Quando confrontado sobre a sazonalidade das viagens, Musk sugeriu que, para aproveitar melhor estas breves janelas, as naves iriam ser lançadas e ficariam "estacionadas" na órbita terrestre. Quando chegasse o momento da Transferência de Hohmann, as 1.000 Starships rumariam quase juntas para Marte, durante o período de um mês.

Ele não especificou o que seria carregado para Marte, mas imaginamos que materiais de construção, combustível, sistemas avançados de suporte de vida e... muita comida e água (há gelo no planeta vermelho, mas ainda não sabemos se é possível extraí-lo ou tratá-lo para se tornar água potável).
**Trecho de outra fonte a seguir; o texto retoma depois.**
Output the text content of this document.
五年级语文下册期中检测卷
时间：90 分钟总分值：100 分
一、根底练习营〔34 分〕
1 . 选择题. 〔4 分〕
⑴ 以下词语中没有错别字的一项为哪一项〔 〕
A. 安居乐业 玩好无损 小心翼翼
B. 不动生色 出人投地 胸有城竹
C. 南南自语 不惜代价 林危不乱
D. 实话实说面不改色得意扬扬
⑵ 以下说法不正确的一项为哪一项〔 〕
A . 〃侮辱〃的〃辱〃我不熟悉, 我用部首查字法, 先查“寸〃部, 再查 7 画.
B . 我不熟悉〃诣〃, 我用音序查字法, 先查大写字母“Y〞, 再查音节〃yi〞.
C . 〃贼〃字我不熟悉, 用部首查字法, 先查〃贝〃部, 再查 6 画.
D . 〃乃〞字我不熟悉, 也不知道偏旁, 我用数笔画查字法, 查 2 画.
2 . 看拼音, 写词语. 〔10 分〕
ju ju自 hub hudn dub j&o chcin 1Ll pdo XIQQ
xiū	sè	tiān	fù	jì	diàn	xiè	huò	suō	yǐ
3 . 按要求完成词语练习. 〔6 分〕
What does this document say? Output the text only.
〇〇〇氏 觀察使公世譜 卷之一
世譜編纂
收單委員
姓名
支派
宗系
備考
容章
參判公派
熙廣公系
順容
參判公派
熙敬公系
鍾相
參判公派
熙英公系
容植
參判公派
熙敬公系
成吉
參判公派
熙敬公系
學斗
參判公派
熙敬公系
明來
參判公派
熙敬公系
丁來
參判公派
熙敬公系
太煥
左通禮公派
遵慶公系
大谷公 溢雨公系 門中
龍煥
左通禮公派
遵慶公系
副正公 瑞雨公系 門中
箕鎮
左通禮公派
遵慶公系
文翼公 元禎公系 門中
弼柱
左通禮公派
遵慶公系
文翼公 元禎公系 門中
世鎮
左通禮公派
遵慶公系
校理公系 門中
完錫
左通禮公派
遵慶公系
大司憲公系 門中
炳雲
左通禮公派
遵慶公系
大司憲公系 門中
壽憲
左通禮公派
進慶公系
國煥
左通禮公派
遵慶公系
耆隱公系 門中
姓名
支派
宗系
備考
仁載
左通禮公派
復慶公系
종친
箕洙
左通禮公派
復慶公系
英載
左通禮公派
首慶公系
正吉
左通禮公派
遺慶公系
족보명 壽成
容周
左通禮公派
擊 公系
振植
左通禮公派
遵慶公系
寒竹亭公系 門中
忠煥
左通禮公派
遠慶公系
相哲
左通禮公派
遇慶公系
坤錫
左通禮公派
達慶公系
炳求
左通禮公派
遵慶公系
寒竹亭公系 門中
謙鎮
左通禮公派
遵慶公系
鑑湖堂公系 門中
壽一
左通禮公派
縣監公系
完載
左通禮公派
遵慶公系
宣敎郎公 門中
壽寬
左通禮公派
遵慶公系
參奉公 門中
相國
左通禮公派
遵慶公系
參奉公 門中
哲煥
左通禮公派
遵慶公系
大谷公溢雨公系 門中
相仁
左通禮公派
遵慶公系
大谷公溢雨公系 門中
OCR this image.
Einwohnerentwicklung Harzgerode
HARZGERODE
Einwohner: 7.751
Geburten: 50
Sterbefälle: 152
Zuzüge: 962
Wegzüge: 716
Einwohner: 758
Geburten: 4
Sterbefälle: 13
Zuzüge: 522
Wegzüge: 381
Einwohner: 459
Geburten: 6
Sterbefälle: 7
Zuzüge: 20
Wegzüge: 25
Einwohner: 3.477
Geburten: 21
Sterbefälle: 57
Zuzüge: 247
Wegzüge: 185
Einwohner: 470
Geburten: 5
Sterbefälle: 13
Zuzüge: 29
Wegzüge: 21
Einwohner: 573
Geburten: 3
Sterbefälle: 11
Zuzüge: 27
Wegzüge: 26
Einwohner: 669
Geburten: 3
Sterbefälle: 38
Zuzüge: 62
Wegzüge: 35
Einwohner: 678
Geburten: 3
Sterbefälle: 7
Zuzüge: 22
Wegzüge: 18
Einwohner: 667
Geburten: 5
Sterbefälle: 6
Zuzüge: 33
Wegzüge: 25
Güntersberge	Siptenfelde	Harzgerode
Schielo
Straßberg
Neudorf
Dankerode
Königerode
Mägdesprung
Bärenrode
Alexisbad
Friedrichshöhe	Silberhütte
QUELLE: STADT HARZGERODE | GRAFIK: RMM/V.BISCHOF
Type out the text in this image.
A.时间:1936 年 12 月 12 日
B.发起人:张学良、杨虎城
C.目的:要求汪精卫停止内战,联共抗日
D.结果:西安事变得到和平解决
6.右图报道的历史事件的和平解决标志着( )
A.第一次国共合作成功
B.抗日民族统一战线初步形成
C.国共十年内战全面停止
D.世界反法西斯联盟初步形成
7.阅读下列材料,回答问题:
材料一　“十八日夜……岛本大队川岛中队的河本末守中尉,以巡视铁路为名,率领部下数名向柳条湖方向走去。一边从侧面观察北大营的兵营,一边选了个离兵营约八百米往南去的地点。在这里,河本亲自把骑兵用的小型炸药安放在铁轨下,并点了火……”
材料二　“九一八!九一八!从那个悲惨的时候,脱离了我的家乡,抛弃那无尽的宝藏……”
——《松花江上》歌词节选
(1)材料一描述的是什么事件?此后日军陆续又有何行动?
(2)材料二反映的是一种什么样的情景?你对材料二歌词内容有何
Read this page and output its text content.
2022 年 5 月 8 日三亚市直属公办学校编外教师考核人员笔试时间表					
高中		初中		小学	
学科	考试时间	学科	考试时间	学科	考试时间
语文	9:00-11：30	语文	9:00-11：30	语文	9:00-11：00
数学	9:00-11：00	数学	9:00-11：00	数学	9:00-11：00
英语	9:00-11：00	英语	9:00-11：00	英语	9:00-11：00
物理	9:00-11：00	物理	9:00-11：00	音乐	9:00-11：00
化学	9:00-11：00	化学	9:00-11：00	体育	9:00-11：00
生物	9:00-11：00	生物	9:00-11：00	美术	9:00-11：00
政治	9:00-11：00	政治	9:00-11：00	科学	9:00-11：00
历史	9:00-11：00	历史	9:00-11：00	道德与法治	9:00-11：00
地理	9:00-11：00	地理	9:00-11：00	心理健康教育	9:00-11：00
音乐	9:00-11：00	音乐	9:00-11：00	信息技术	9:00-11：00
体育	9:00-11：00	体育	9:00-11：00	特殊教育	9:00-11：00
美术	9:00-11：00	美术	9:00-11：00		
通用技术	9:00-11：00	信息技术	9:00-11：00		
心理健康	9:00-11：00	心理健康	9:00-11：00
A Starship ainda está em fase de testes, que acumulam atrasos, principalmente após uma explosão no ano passado. Também no Twitter, Musk anunciou que um novo protótipo da nave pode ser lançado até março — e que uma pessoa poderá voar nela até o final do ano.

Rumo à Lua (também)

Os planos da Space X não se restringem a colonizar Marte. Musk também quer que a Starship viaje à Lua até 2022. Até chegar a um projeto definitivo da nave, capaz de transportar carga e, principalmente, passageiros com segurança, muitos protótipos e testes ainda devem ser desenvolvidos.

O excêntrico bilionário garante que, até 2050, a viagem será acessível a qualquer um, pois serão oferecidos "empréstimos para quem não tem dinheiro". Além disso, haverá "muitos empregos" em Marte.

"Em 2050, Musk estará com uma certa idade. Assim como eu, que já terei 90 anos. Provavelmente não seremos aceitos na missão", brinca Julio Lobo. "Então, me contento em ver Marte pelo telescópio. Em outubro deste ano, inclusive, será uma boa ocasião para observá-lo, em uma bela oposição. O mais perto que podemos chegar a Marte... pelo telescópio."

E aí, partiu?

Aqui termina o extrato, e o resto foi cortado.